Benchwarmers – Please, let us assign the Secondary Keeper status to a new signing - having someone join your team, only to moan they haven't played a game is irritating. Most clubs have a reserve keeper who rarely plays (heaven forbid if you’re the third-choice keeper), and he knows just what his role is. It's unfair to keep cycling keepers just to keep people happy – it’s something that never happens in football.
Shot accuracy - 40 yard screamers from your opponent? 1 foot sitters spooned over the bar by your leading men? Sound about right? It could just be our tactics, or the unfair limits of computer control, but sort it out Sports Interactive.
Multi-desktop Support – With Football Manager 12’s overhauled UI, there was a genuine step in the direction of Football Manager OS. Imagine a world where you don’t turn on a computer, but rather your computer is Football Manager.
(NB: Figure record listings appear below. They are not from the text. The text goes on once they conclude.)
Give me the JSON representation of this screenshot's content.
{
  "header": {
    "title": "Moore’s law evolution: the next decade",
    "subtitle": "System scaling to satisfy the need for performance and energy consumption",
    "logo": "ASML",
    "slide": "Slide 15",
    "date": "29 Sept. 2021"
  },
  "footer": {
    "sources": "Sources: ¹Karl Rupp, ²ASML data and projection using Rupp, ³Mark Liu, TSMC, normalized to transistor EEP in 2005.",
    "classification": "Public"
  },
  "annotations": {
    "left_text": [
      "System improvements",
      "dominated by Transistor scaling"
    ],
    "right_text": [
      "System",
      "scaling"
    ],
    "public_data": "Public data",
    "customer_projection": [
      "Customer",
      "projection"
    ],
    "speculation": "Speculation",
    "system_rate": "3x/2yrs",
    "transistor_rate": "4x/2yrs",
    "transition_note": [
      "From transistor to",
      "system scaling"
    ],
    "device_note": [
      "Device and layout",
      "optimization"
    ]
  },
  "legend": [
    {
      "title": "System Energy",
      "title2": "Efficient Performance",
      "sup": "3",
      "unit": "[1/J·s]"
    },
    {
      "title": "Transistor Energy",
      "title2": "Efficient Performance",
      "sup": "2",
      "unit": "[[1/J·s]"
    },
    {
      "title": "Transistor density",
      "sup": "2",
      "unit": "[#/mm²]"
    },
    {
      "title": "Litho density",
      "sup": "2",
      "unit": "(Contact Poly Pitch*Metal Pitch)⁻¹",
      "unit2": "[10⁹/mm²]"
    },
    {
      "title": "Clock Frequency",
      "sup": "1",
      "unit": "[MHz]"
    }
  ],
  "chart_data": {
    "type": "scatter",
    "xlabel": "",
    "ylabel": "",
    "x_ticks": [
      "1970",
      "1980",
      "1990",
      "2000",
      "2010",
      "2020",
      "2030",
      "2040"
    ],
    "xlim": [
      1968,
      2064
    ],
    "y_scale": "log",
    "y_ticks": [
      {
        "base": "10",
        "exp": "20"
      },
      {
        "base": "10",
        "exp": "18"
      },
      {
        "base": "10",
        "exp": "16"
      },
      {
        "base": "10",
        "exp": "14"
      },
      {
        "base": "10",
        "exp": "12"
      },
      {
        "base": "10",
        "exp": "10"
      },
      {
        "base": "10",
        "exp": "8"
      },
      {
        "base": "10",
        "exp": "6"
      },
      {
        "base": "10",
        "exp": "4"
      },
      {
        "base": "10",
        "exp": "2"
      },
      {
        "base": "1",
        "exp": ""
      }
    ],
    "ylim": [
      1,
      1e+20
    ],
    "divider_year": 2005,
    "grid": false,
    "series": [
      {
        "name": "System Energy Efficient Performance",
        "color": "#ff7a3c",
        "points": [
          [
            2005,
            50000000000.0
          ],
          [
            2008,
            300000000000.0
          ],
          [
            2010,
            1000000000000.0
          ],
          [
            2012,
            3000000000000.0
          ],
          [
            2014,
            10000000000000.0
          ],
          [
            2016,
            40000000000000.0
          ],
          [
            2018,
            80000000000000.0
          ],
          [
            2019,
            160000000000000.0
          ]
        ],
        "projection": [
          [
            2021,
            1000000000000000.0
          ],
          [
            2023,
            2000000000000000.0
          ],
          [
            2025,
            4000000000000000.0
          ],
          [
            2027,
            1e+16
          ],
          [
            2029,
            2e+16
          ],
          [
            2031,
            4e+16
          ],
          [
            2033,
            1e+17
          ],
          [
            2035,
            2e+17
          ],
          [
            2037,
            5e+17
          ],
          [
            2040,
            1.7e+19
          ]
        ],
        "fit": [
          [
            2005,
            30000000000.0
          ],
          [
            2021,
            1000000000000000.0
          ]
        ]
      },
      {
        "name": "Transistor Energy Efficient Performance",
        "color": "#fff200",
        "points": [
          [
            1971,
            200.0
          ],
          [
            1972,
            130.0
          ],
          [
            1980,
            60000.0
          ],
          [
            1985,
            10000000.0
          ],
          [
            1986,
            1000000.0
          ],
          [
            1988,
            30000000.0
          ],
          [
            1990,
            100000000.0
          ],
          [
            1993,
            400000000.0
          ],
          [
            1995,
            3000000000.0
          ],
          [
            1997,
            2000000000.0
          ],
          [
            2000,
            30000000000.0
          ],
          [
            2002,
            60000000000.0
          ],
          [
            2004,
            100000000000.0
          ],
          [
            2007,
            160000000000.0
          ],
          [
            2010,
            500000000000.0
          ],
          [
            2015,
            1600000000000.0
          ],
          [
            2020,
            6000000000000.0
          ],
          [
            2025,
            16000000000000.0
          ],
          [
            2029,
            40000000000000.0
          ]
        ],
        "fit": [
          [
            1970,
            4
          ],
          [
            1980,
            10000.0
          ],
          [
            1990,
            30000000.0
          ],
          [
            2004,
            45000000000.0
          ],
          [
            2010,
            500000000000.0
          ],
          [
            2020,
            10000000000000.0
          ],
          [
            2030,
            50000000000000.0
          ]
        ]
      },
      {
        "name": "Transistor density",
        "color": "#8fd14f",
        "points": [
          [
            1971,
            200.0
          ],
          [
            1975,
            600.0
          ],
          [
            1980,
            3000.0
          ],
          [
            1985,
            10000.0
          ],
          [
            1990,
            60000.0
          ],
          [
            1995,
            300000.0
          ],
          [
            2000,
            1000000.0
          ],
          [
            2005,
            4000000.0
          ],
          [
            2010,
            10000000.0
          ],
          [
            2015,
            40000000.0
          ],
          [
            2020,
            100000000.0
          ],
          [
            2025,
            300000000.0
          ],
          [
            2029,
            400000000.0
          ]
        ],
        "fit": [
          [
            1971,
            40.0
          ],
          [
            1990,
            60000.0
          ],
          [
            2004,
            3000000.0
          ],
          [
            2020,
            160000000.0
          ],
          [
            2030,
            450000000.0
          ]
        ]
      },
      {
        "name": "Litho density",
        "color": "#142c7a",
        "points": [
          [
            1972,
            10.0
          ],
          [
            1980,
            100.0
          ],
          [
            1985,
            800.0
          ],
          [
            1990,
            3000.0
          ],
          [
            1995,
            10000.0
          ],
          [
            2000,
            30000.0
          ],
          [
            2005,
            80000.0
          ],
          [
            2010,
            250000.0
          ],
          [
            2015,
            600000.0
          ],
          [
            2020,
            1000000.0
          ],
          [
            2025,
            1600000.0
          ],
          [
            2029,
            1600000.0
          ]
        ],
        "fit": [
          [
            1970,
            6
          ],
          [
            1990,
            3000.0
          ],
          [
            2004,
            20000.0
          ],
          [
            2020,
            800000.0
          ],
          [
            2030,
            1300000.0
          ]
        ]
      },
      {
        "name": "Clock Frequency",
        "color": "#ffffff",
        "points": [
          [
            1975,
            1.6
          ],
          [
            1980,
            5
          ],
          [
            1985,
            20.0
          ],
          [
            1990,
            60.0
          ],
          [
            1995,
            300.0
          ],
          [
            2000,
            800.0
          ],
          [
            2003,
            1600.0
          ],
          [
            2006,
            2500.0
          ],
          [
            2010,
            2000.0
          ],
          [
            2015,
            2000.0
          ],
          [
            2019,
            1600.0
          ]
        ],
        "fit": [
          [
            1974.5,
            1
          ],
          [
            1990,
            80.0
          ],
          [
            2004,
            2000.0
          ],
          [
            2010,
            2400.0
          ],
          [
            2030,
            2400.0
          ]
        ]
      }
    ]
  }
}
You can load the internet and play other games, but FM 13 (arguably we’re thinking much further into the future with this one) would be your operating system – widgets could be dragged around; Outlook is your actual inbox – push notifications about your transfer targets are sent to your phone. It’d be magical.
Mobile Support – Which leads us nicely onto our concluding thought – FM Handheld / iOS / Android already exists, but they’re standalone experiences with no consistency. Imagine being able to iCloud-sync your save game (or Dropbox) before moving onto the train to continue your managerial dominance. Even if the practicality of file-transfers are out, why not create a native app for scouting, tactical tweaking and correspondence? How about a real-time Football Manager – a further blend between FM Live and Football Manager the game. Football Manager Life.
Get cracking Sports Interactive – you can have these suggestions on us.